Postcards - The Northeast Part Two

HMS Trincomalee

This Royal Navy frigate was built in Bombay (due to a shortage of timber in the UK) and launched in 1817. She is now housed in the Historic Dockyard Museum in Hartlepool.

The museum includes a number of dockside buildings each showing the different businesses and activities associated with the dockyard:

I was surprised to see this capstan below decks, I suppose they have to haul ropes in stormy conditions when the one on the deck might be unusable:

Also on the same site is the Museum of Hartlepool, whose exhibits include the lens from an early gas-lit lighthouse:

The caption says "... Sadly, Cliff House Pottery was short lived. It closed in 1897 due to the high cost of raw materials and competition from cheaper foreign goods" I'm tempted to add ... and because they made such appallingly ugly pottery.

Saltburn

This seaside town on the North Yorkshire coast has a rather fine railway station. Sadly, the trains now stop at open platforms in the rain.

A funicular connects the town with the pier. It is the oldest working water-balance cliff lift in the UK.

Here you can see the pipe which fills the tank under the carriage with water when it's time to go down. (There's a tremendous gurgling beneath your feet when you're a passenger.) The weight of the water causes the car to descend, raising the other car in the process. At the bottom, the tank is emptied and the water is pumped back to the top.

North Yorkshire Moors Railway

Always worth a visit, and I had a pleasant day riding up and down behind various steam locos. The intermittent heavy rain made it a day for riding rather than climbing up hills to get scenic photographs.

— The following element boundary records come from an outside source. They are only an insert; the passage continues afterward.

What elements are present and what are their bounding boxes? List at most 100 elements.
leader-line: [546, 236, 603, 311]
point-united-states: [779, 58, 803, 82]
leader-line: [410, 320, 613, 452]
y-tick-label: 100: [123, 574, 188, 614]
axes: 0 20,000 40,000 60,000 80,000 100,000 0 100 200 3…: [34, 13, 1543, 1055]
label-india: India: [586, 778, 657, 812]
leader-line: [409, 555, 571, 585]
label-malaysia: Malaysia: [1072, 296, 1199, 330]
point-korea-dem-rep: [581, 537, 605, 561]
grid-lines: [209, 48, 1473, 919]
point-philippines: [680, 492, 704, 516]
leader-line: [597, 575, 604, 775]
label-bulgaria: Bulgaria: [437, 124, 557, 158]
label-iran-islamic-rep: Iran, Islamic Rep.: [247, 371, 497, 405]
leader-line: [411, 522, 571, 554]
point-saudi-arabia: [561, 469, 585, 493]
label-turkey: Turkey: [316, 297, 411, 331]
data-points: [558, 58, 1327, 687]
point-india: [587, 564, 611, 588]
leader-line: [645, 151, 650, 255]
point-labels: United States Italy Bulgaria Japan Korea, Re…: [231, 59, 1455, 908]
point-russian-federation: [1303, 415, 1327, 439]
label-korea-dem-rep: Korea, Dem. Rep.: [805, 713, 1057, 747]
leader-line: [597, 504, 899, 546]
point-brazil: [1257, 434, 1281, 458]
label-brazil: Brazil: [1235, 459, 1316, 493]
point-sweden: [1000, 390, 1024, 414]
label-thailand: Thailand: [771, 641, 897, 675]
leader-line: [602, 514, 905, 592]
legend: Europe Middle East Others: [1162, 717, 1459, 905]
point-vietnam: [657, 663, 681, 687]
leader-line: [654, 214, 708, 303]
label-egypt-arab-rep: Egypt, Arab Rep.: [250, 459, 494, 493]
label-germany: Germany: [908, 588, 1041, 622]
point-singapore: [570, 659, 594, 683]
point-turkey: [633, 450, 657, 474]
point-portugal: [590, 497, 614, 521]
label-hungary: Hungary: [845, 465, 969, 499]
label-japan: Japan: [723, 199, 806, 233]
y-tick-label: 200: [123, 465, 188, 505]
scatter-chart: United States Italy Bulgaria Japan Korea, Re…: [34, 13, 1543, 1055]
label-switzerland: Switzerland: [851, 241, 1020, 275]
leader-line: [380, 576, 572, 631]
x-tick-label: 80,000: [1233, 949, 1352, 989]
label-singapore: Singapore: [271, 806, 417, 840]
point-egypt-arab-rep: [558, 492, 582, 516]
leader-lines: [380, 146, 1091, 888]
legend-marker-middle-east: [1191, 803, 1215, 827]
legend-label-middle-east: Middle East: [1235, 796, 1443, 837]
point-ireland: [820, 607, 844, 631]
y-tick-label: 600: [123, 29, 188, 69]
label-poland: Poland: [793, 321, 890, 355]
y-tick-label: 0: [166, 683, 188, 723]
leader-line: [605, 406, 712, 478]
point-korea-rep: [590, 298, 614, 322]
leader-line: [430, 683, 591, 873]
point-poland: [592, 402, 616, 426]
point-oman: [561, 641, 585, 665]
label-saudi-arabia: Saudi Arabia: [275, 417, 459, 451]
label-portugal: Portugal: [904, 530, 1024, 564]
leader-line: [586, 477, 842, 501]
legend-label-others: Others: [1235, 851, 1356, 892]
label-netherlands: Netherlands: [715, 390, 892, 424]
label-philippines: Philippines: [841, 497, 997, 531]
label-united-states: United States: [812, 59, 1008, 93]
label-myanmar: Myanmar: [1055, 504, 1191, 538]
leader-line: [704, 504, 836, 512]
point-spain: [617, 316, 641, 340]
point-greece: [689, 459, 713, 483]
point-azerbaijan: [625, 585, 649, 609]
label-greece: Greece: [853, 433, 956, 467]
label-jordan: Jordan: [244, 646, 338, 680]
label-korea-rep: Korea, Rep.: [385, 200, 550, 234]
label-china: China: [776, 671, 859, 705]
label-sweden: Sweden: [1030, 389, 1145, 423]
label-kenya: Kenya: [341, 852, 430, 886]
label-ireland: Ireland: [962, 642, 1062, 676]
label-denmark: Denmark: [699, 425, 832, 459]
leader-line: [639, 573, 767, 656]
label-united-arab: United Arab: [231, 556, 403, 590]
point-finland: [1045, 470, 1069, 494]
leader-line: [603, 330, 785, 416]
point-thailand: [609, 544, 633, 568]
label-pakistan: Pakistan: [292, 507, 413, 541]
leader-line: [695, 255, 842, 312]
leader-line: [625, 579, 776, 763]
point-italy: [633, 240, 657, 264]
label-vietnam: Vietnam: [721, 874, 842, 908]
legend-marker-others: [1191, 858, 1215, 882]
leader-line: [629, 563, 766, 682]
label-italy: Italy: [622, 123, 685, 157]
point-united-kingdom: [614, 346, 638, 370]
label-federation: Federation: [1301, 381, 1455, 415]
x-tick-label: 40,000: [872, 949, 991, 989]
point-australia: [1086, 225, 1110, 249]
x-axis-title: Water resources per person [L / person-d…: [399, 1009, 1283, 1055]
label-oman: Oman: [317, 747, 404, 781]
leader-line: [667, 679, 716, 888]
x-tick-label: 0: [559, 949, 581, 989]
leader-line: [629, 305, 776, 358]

Monkwearmouth Station Museum

When the railway first arrived at Sunderland they couldn't afford a bridge across the River Wear, so the trains terminated at this station and passengers continued across the river by road. The station closed in 1967, although trains still pass through without stopping, and is now a small railway museum.

The booking office has been restored.

The Wearmouth bridge links Monkwearmouth with Sunderland, and on the left, the railway bridge which extended trains into central Sunderland in 1879.

Gateshead and the Quayside

Finally, back to Newcastle, starting on the Gateshead side of the river. Our Wilko's at home doesn't have a sculpture outside!

This little clock tower stands outside Gateshead's Town Hall.

The Tyne Bridge was opened in 1928.

The Sage or as I call it, the glass slug.

The Tyne Bridge again, and behind it a train crosses the High Level Bridge.